The interview is out their somewhere but it does not really convey the flavour of the moment as he played the part of a hillbilly grandad feigning listening through an earhorn by cupping his hands to his ears, then shaking his head in puzzlement.

He did manage to tell cabin staff coherently that he was a VIP and would need special treatment at the other end and a reception committee and private transport to keep the press away.

He did get a reception committee in Hong Kong but probably not the one planned. No VIP vehicle.

He had to take the train to the terminal along with other first class passengers and then a long walk to meet Hong Kong Immigration authorities who had already decided not to allow him in.

Gary Glitter was being worn down. It was dawning on him that wherever he went somebody would be there waiting.

Within twelve hours he had given up the fight. He had agreed to fly back to London, via Bangkok again, where the CEOP officer could pick him up.  He would submit himself to the British authorities after all.

Allowed to wear a wig for his passport photo?
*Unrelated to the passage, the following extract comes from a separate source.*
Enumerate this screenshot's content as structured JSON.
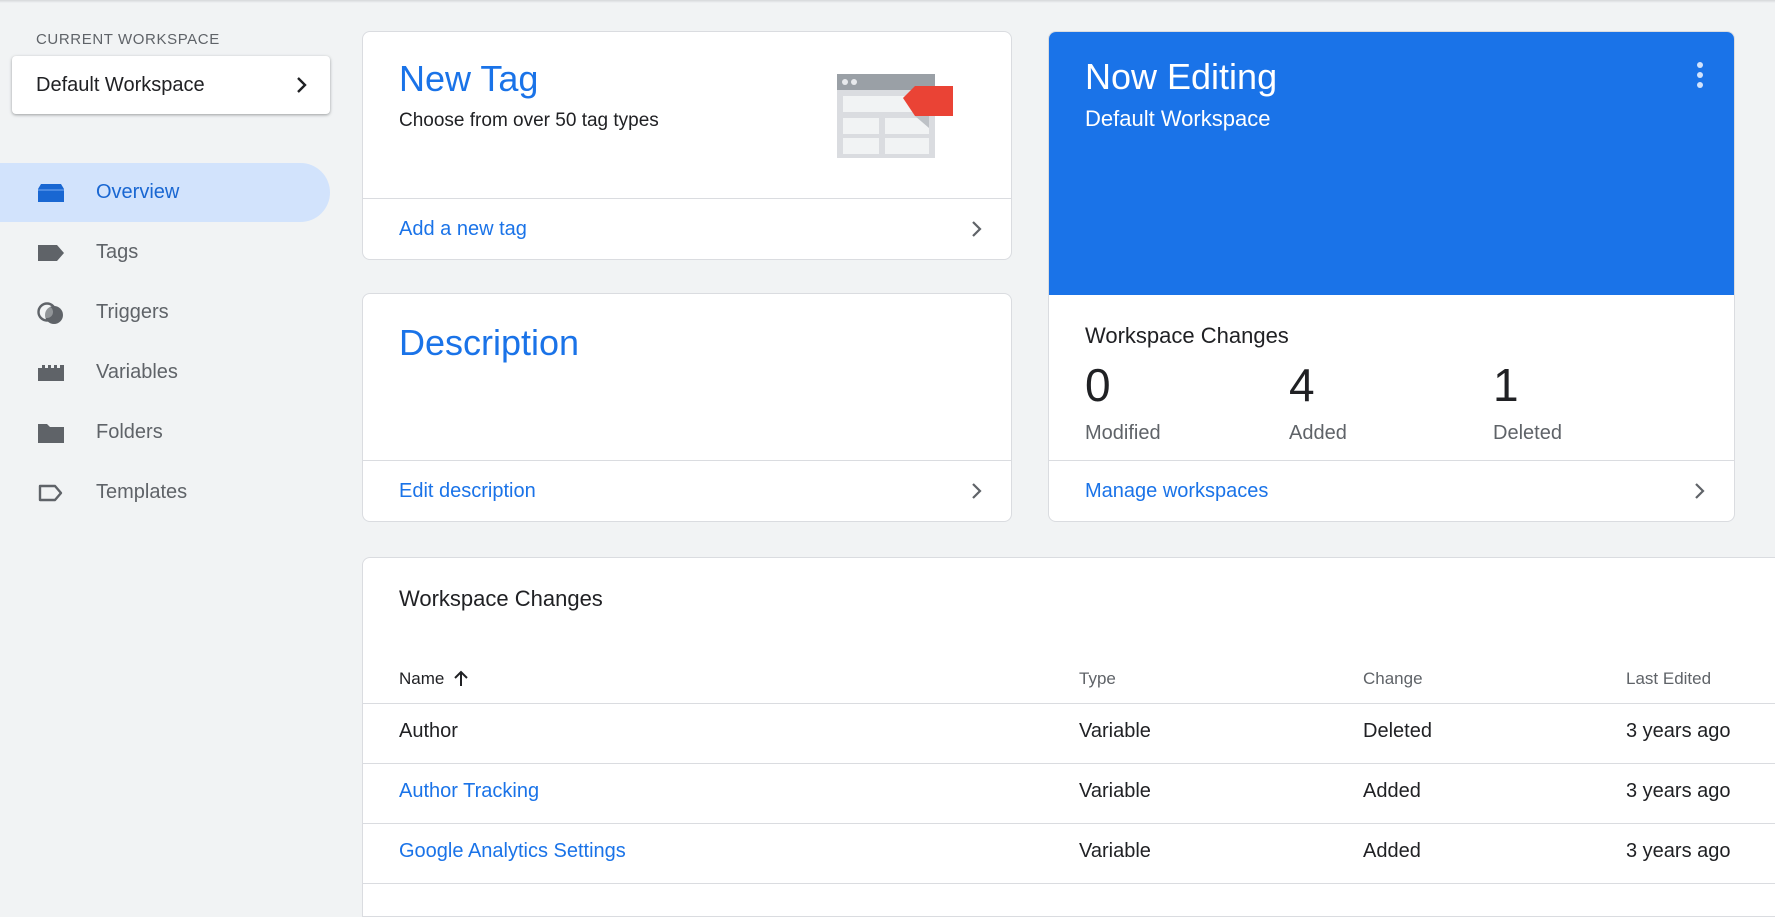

The conclusion is this. People should not be shocked at the Savile revelations. They were an open secret in Fleet Street for years.  Nobody could get such a story into print because not even the victims would talk about it at the time.

I knew a lot for instance about the Bay City Rollers. I could never use it. Not only money but society protects these people. Stringent privacy laws make it increasingly impossible to set up any sort of investigation. In the case of Savile, and a well known showbiz figure close to royalty, the perils of investigating Britain’s most famous ‘do-gooders’ were enormous.

(I mean Savile even came to my school in the Highland of Scotlands where he was Chieftain of the Lochaber Highland Games – see picture at the beginning of this story. How’s about that! Always wore tracksuits, never underwear, was the common belief)

Who would believe that a personal friend of Tam Paton, the svengali manager of the Bay City Rollers, a man associated with sexual abuse and in a showbiz circle of like-minded people, could actually devise and produce a programme called ‘Minipops’ and have pre-pubescent children sexily dressed and in full make up singing songs about making love?

Strangely enough today with our laws in the U.K. it is more difficult than ever to bring famous child abusers like ‘Gary Glitter’ to account. And he after all, according to Jimmy Savile, was only caught because he took his computer into PC World for repair.

And of course in Vietnam some women must have put the girls into him, said Savile. Glitter must have been the victim.’Cherchez La Femme!’  Savile was deeply disturbed.

Thank god there was one public minded citizen in a computer shop – unlike the expats of Vung Tau.